Aunque son perfectamente conscientes de que la regulación de la eutanasia está contemplada en los programas electorales de los partidos que forman la actual coalición del gobierno y que en los meses previos a las últimas elecciones ya era evidente que gozaba de una aceptación social significativa, sus firmantes no dudan en afirmar que la decisión del Gobierno de legalizarla responde al deseo de eliminar a los enfermos que ha ocasionado la pandemia del Covid-19. Aseguran que su legalización es contraria al espíritu de reconstrucción y protección de la ciudadanía más débil que ha sufrido los efectos de la pandemia. Tampoco se ruborizan al relacionar la eutanasia con los “procesos de criba por razón de edad” que aseguran que se han producido por el colapso  hospitalario, aunque en este sentido sólo conste un borrador de la Comunidad de Madrid. Frente a la eutanasia, defienden la universalización de los cuidados paliativos, para “eliminar el sufrimiento, pero no al que sufre.”

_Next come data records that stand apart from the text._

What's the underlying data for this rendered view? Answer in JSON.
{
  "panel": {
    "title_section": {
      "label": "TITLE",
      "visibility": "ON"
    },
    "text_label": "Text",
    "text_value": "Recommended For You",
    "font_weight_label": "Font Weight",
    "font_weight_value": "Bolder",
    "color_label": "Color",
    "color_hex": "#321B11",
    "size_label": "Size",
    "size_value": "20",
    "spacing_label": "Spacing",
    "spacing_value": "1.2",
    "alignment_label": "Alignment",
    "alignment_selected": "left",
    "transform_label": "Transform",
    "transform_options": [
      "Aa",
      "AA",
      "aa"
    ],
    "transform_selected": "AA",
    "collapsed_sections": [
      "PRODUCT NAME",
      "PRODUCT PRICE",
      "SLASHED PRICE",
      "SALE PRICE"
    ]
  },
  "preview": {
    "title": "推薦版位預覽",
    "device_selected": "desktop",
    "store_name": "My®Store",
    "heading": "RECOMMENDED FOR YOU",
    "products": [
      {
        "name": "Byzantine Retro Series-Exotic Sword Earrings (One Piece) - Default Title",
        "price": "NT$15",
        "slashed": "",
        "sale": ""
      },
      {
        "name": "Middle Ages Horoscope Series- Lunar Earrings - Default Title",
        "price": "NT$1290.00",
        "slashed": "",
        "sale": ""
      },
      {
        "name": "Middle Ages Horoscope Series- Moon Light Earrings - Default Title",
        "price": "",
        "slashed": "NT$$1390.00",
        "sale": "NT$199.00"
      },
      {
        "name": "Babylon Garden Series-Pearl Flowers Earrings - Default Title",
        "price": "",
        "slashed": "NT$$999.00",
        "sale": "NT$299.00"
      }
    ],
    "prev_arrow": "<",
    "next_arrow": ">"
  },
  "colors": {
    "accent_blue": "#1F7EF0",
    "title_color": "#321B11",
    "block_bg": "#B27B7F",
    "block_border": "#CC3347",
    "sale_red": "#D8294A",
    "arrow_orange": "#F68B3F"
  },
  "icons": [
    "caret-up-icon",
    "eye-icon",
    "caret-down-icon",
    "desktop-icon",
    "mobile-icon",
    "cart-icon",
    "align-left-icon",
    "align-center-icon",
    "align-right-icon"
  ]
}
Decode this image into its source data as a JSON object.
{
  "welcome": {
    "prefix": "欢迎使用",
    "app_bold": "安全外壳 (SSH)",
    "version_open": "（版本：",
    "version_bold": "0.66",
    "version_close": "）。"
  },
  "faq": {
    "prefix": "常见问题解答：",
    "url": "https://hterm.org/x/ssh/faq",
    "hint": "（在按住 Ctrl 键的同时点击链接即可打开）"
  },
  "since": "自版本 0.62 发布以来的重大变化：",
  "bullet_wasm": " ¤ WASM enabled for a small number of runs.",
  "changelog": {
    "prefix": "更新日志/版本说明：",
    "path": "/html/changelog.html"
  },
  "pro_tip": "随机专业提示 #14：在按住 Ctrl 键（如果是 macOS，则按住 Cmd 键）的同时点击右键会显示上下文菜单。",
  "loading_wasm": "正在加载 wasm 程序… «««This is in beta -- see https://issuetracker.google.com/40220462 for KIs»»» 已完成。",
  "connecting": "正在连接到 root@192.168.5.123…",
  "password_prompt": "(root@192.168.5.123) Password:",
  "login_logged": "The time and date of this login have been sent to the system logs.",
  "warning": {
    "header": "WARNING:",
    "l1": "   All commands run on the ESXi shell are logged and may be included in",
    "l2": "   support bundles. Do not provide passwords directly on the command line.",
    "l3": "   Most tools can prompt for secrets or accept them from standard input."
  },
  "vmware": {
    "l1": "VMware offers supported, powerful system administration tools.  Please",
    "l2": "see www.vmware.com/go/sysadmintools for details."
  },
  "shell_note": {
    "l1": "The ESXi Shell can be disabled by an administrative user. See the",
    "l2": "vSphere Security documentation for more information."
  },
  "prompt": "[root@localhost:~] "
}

Además, Mayor Oreja ha realizado unas declaraciones recientes afirmando que “es un escándalo que se tramite la ley de la eutanasia cuando miles de ancianos han muerto por Covid”, asegurando que se reimpulsa ahora para eliminar fácilmente a los afectados  por la pandemia y para “instaurar un proyecto totalitario”. Semejante frivolidad y utilización oportunista de las circunstancias que tristemente padecemos sobrecoge e indigna.

Un año antes de estas bochornosas declaraciones también aseguraba que si se quiere legalizar la eutanasia es porque “es cómodo matar a la persona que te molesta en casa” y relacionaba la eutanasia y el aborto lanzando a quienes defendemos ambos la misma pregunta: “¿Por qué tienes el derecho a matar a un embrión con síndrome de Down y luego no tienes derecho a matarlo cuando tiene 40 años?”

No creo que el debate sobre la eutanasia sea sencillo. Y no creo que se pueda frivolizar con él. Lo creo, entre otros motivos, porque tomar una posición firme y clara respecto a la eutanasia me ha costado muchos años, demasiado teniendo en cuenta que me importa mucho mantener coherencia y firmeza en mis posiciones políticas, aunque nunca deje de revisarlas. Pero hace ya algo de tiempo que me di cuenta de por qué he tardado tanto en tomar, racionalmente, una postura nítidamente favorable a que cada individuo tenga reconocido el derecho a poner fin a su vida si por circunstancias de una enfermedad o una dependencia padece un sufrimiento físico y emocional que le resulte insoportable.

Si me costó tanto tiempo es porque no supe ver, por evidente que ahora me resulte, el profundo cinismo que se esconde en esa supuesta defensa de la vida, especialmente cuando se apela con fingido sentimentalismo a la situación de personas ancianas y discapacitadas.

Plantear la eutanasia como el derecho del sano y del fuerte a quitarse de en medio al anciano o al discapacitado cuya atención y cuidado entorpece su propia libertad es una manipulación macabra y muy burda. Ese deseo está absolutamente ausente entre quienes defendemos el derecho a poner fin a la propia vida cuando un individuo considera, respecto a su propia vida, que ya no es digna de ser vivida.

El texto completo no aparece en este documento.